Estão em cima da mesa negocial dois esboços de compomisso para o fim da guerra na Ucrânia.
Em ambos há um não dito que ninguém ousa escrever: a Ucrânia, ao ceder ("de facto" ou "de jure") o controlo de territórios, já perdeu esta guerra. Quem sustente o contrário, por mais acrobacias conceptuais que mobilize, apenas se ilude. E o "wishful thinking" não é uma estratégia sensata.
Resta assim negociar o perímetro concreto da vitória russa. Moscovo sonharia com uma Ucrânia transformada numa nova Bielorrússia. Não o conseguirá: o núcleo de soberania assente em Kiev manter-se-á independente. Em recuo tático, a Rússia procurará impor uma neutralidade. Os europeus, que persistem em querer fazer da Ucrânia remanescente a sua primeira linha de contenção, farão tudo para que tal neutralidade não se concretize.

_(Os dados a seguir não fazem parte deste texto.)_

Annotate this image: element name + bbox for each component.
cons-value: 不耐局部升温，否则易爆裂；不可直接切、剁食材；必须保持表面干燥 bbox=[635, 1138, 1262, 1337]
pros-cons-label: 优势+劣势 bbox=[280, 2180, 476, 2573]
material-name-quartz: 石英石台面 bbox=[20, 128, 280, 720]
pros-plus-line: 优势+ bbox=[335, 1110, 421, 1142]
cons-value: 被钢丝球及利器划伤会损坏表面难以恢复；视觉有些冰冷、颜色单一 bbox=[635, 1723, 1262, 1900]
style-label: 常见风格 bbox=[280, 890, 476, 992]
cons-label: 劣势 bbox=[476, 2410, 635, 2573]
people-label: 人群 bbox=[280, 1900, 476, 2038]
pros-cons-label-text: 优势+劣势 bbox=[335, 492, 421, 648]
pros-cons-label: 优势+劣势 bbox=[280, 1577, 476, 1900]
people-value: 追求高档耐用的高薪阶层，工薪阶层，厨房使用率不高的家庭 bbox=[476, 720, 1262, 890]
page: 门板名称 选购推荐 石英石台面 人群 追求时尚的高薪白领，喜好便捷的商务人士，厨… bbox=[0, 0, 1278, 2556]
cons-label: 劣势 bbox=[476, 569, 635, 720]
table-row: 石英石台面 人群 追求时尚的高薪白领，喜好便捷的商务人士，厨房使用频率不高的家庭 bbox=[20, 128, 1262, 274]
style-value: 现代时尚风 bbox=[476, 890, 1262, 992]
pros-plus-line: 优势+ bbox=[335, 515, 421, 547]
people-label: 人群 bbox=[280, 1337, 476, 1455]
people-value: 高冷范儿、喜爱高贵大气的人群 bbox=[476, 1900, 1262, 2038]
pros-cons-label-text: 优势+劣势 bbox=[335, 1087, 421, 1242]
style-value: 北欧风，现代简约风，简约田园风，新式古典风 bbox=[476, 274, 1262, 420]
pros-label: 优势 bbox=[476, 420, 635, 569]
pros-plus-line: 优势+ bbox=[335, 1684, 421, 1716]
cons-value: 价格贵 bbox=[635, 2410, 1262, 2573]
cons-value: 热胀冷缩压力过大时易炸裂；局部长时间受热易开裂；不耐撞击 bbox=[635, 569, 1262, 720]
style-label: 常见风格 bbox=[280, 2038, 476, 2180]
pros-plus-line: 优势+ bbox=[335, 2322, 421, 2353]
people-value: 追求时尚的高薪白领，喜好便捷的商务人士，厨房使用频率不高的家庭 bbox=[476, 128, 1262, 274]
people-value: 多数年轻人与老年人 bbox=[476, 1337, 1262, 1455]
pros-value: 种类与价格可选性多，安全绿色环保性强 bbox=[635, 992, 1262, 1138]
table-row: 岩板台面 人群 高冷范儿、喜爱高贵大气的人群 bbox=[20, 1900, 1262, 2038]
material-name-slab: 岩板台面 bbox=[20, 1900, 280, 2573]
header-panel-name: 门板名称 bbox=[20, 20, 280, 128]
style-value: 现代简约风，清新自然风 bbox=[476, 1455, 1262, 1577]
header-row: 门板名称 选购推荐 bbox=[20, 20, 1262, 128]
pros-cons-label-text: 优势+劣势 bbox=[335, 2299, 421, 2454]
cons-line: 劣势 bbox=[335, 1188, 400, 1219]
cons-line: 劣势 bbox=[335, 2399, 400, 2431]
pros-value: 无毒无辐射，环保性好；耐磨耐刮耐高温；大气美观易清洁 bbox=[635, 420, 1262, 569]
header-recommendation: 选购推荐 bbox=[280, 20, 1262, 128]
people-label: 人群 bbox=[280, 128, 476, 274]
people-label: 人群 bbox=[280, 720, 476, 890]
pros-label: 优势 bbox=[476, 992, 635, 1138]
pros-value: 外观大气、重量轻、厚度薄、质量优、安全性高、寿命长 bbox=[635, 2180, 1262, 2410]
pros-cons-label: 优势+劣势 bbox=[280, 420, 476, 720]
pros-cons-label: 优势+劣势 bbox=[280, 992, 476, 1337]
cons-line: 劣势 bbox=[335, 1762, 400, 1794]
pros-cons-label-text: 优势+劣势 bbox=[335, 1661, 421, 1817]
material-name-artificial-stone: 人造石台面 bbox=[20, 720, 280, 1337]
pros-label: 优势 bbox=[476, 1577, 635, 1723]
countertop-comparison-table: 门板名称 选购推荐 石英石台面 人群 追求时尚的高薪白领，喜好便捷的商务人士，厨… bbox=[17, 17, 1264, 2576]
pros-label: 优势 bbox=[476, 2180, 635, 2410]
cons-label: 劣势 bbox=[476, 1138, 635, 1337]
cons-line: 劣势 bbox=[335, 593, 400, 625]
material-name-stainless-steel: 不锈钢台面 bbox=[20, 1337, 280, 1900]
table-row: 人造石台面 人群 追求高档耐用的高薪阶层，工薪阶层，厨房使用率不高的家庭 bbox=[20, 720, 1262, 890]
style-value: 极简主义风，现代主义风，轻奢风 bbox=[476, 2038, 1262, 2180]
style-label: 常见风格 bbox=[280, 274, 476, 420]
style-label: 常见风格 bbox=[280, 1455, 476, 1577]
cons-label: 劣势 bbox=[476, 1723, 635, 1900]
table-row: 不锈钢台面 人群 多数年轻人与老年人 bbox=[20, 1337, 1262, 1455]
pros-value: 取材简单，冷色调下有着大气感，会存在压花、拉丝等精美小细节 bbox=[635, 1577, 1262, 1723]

Por duas vias principais. A primeira passa pelo papel: evitar que a Constituição ucraniana fique blindada como a austríaca de 1955, interditando para sempre a adesão à NATO. Trump é transitório. Na ótica ocidental, convém não fechar institucionalmente a porta a um eventual regresso futuro a uma política diferente por parte dos EUA. Um dos principais pontos de fricção com Moscovo será este.
O segundo ponto de fricção será a presença de tropas europeias em solo ucraniano no pós-guerra. É previsível que isso constitua uma linha vermelha russa. E é igualmente previsível que Trump seja bastante sensível a essa objeção. A Rússia já interiorizou que não engolirá a Ucrânia inteira, mas não abdicará de tentar garantir que o que lhe escapar não possa vir a reforçar-se militarmente contra ela.
A proposta de 28 pontos que Trump fez circular é, no essencial, um lista de concessões aos interesses russos. A razão é simples: Washington considera que a Rússia está a ganhar a guerra e decidiu que não investirá de forma a ajudar Kiev a recuperar as fronteiras de 1991. O cálculo americano é que armar a Ucrânia até ao ponto de poder ameaçar existencialmente a Rússia obrigaria, mais cedo ou mais tarde, os EUA a intervir diretamente, com o risco de uma escalada imprevisível. Discutir se esse receio é ou não exagerado é irrelevante. É o que parece orientar a Casa Branca.
Para além disso, a América de Trump quer extrair um proveito económico substancial deste desfecho. Do documento dos 28 pontos transparece, explícita ou veladamente, uma ambição negocial americana, que pode incluir vantagens no Donbass, no Ártico ou em outros tabuleiros. Putin, por seu lado, necessita desesperadamente de uma vitória política que justifique o custo económico e humano que investiu desde 2022. Trump pode oferecer-lhe o regresso ao G8, o arquivamento do mandato do TPI, o alívio ou levantamento de sanções, talvez até a reintegração no SWIFT. Trump é a boia de salvação de Putin. Sem ele, pode estar a ganhar a guerra, mas não terá condições de conquistar a paz.
Em tempos idos, no Ministério dos Negócios Estrangeiros, algumas informações de serviço "subiam à consideração superior" com a seguinte nota: "V. Exa., porém, no seu alto critério, melhor decidirá". Trump espera que a vassalagem europeia e ucraniana faça com que aceitem, resignados, que ele, no seu alto critério, melhor decidirá o destino de um país que, para ele, já perdeu a guerra. Esta é a tragédia da Ucrânia e Zelensky já percebeu isso.